If we want a just system that delivers on its promises to make communities safer and does not discriminate against those who are poor, racialized and most marginalized, Canada’s experience tells us — as did so many witnesses at committee — that we need to eliminate current cumbersome application processes. We need to encourage the government to implement Bill S-212.

In 2021, during the Forty-third Parliament, the government introduced Bill C-31. Although it did not advance prior to prorogation, this legislation proposed eliminating some of the system’s numerous application requirements, allowing pardons for some convictions currently ineligible for record relief and reducing wait times to five years for convictions for indictable offences and three years for summary conviction offences.

Then, in 2022, during the Forty-fourth Parliament, the government reduced application fees from more than $658 to $50. This was a major advancement but has not eliminated cost‑related barriers. While $50 may not sound like much, for those who are most marginalized, the cost of a record suspension could mean going hungry, being without safe shelter or a coat and boots, or denying food security or other essentials to their kids. While application fees are now capped at $50, other steps of the application process quickly generate costs of hundreds if not thousands of dollars, from police checks, fingerprinting, travelling to retrieve records, consulting lawyers or — in too many cases — getting scammed by businesses that do little to assist people with their records while charging unconscionable fees.

In addition to these hidden costs, as the St. Leonard’s Society of Canada told us at committee, there are people “. . . who went through the initial stages of the application process only to find that they have discovered outstanding fines —” in connection with their sentence “— that they could not afford to pay.
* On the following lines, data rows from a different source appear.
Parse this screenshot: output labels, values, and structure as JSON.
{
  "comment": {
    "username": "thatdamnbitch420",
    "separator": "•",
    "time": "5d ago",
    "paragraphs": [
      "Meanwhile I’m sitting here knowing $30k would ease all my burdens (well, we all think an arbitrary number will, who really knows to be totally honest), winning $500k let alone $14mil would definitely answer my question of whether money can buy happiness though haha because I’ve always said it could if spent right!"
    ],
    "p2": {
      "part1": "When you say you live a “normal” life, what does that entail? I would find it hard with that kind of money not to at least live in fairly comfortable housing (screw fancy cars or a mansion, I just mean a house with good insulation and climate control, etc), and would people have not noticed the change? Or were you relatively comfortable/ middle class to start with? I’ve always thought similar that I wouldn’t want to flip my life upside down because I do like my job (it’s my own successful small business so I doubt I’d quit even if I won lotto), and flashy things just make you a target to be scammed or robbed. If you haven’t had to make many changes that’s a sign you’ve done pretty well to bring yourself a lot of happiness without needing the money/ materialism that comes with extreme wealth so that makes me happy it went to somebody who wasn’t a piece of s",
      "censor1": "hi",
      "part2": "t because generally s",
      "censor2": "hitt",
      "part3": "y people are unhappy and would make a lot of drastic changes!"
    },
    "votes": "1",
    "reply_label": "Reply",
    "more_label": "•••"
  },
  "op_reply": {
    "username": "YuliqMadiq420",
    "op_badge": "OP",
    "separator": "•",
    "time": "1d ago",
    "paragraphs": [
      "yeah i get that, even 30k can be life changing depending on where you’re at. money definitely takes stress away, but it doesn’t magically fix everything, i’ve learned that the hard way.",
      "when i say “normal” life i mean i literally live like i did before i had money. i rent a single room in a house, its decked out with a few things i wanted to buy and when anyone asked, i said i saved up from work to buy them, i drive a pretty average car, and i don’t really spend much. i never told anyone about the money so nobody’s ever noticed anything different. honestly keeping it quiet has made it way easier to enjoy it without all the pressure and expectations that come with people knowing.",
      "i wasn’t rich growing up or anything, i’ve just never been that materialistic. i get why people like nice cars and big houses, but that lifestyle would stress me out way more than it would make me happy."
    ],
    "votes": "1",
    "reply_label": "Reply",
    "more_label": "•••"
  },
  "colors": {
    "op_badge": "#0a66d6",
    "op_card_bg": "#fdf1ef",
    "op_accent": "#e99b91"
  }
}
They just gave up.”

By removing the requirements to make an application, Bill S-212 would eliminate hidden and too often punitive and prohibitive costs. Enshrining this process in legislation could help ensure that if a government wanted to create additional fees or raise costs in the future, it would need to bring this measure forward in legislation for transparent debate in Parliament rather than being able to take such actions behind closed doors.

Next, in August 2022, the government released the results of new public consultations focused on automated record expiry. They reported that almost all participants “. . . strongly support the development of an automated system.”

In the fall of 2022, the government introduced a form of automated expiry in Bill C-5. I do not need to remind colleagues that this chamber voted in favour of this measure by a nearly three-quarter majority. Under the terms of Bill C-5, by November 2024, all records for simple possession of drugs will expire automatically two years after the end of a person’s sentence.

During debate on Bill C-5, the Government Representative in the Senate explained why this measure was particularly important in a bill that aimed to address systemic discrimination against Black and Indigenous peoples in the criminal legal system. He said:

When a person is convicted of simple drug possession, their past and future convictions must be kept separate and apart from other records of convictions within two years after the sentence. This means that their criminal record will be suspended and they will not have to submit a request and pay and fees.

He continued, saying:

This will enable individuals convicted of simple drug possession to continue living their lives. They can continue their schooling, explore employment opportunities or participate in their communities without being held back by a prior conviction of simple possession.

This addition provides the bill with a mechanism to reduce the stigma associated with simple possession convictions.

Honourable colleagues, the burden of a criminal record disproportionately falls on Indigenous, Black and racialized communities, extending and exacerbating layers of systemic racism within the criminal legal system, from racial profiling, to over-surveillance, to mass incarceration. Today, African Canadians represent 3% of the population but 9% of those in federal prisons. Indigenous peoples represent 5% of those in Canada but 32% of those in federal prisons. More than half of women in federal prisons are now Indigenous.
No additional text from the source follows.